Cole mentioned chemicals such as carbon tetrachloride and trichloroethylene, which have sweet smells and can cause dizziness or nausea in high concentrations. At the same time, he argued that fear and suggestion likely amplified people’s reactions and helped generate additional reports.

One plant, Atlas-Imperial, was mentioned in connection with fumes. Company representatives responded that they kept only small quantities of carbon tetrachloride in firefighting equipment and insisted that any solvent releases would not have reached homes in concentrations strong enough to sicken residents.

State health officials had previously certified the plant as safe. There were no documented cases of factory workers suffering the same pattern of symptoms at work, which complicated attempts to attribute the entire episode to an industrial leak carried on the night wind.

Cole’s statement marked a turning point. After the press conference, the police downgraded the priority of “gas calls,” treating many new complaints as routine odors or nervous reactions unless officers could find clear evidence at the scene. The volume of reports quickly began to fall.

A small number of later incidents still drew attention. In one case, a woman named Bertha Burch claimed she saw a figure she believed was the gasser and thought the person might actually be a woman disguised in men’s clothing. Her account remained an isolated report.

By mid-September, newspapers were already summarizing the affair in past tense. Articles described a short-lived town scare, listed the total number of alleged victims, and printed editorials debating whether a dangerous prowler had ever existed in the way early headlines suggested.

In immediate official terms, the case ended without an arrest. Police identified no suspect, recovered no gas-spraying device, and received no confession. The cloth from the Cordes porch and other minor traces remained ambiguous, providing neither clear support nor a definitive alternative explanation.

Within a year, the events in Mattoon attracted attention from psychologists. In 1945, Donald M. Johnson published a field study in the Journal of Abnormal and Social Psychology, characterizing the episode as a textbook example of mass hysteria shaped by rumor and suggestibility.

Later writers, including sociologist Robert Bartholomew, used the Mattoon case when discussing collective anxiety and media-driven panics. They noted that many symptoms, such as choking, tingling, swelling, and temporary weakness, also appear in documented episodes of psychogenic illness.

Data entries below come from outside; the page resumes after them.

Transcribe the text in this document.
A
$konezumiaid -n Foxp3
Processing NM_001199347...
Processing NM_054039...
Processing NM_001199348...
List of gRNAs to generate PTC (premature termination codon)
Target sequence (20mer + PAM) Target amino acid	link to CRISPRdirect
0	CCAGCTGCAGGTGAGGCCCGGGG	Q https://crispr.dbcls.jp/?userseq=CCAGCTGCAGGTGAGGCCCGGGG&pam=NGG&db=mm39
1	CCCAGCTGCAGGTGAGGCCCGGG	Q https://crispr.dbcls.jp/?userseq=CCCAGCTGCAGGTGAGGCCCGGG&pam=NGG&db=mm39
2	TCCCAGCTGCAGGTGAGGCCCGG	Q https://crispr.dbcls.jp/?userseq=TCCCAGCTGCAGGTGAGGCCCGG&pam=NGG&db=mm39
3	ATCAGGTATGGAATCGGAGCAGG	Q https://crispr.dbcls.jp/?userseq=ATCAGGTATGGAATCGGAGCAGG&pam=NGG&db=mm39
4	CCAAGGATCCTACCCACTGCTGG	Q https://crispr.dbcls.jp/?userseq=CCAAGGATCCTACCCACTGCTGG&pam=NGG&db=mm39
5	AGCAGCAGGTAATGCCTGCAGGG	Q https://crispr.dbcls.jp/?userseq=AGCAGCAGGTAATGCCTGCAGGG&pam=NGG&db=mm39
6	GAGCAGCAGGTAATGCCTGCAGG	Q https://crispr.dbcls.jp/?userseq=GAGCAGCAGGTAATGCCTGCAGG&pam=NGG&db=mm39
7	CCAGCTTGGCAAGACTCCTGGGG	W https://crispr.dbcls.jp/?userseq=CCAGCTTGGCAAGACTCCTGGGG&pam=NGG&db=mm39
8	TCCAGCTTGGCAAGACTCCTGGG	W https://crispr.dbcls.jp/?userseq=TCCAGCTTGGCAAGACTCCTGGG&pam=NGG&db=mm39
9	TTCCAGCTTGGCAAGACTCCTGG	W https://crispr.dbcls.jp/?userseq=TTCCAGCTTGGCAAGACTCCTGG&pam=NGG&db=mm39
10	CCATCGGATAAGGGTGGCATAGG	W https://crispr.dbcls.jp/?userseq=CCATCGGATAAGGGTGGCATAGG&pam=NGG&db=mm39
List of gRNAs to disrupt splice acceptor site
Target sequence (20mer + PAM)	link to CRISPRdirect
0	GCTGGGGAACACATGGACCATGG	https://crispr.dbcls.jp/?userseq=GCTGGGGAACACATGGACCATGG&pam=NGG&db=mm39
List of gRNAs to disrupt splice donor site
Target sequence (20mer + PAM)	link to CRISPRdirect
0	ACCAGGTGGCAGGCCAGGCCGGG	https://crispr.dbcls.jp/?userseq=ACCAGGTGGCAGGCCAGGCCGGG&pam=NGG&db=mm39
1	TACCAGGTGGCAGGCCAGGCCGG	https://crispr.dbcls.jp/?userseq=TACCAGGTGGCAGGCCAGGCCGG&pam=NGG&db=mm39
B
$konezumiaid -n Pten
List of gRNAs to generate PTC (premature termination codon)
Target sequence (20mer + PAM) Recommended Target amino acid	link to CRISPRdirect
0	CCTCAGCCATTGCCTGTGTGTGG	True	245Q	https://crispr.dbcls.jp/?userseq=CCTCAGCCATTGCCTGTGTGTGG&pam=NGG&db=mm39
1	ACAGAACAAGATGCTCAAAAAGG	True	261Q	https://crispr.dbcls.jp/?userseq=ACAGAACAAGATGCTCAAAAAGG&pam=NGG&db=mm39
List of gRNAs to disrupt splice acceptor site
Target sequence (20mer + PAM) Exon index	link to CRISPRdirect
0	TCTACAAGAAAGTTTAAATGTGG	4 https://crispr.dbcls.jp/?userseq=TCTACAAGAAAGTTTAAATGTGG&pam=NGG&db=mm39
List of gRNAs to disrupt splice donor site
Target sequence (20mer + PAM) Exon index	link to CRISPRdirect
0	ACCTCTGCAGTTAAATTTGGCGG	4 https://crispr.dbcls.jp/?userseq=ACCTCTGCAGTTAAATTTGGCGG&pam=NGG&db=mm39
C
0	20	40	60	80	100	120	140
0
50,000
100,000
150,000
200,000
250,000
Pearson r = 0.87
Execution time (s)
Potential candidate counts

Other authors continued to treat the Mad Gasser as a possible real attacker, pointing to early incidents like the Raef and Kearney cases and the experience of Beulah Cordes as reports that seemed harder to dismiss as misinterpretations or anxiety. Their arguments remain speculative.

Over time, the story moved into popular culture. It appears in books on unexplained mysteries, mass panic, and paranormal topics, sometimes with dramatic artwork that shows a masked intruder outside bedroom windows. These representations usually go beyond what contemporary records actually describe.

For Mattoon itself, the 1944 scare occupies a particular niche in local history. University and regional library collections preserve clippings, editorials, and letters to the editor that document how residents followed unfolding reports and argued about the cause even while incidents were still being logged.

Modern summaries generally agree on a few core facts. Over roughly two weeks in late summer 1944, more than two dozen people in Mattoon reported smelling a strange odor at home followed by short-term weakness, numbness, or nausea. Police investigated and found very little concrete evidence.

Authorities ultimately attributed the situation to a mix of routine smells, industrial fumes, and anxiety, while some residents remained convinced someone had deliberately sprayed gas into homes. No further outbreaks with the same pattern have been documented in the town since that period.

Eighty years later, the Mad Gasser of Mattoon remains unresolved in a narrow but important way. The chronology, official responses, and medical outcomes are well recorded in newspapers and later research, yet the identity and even the existence of any attacker have never been firmly established.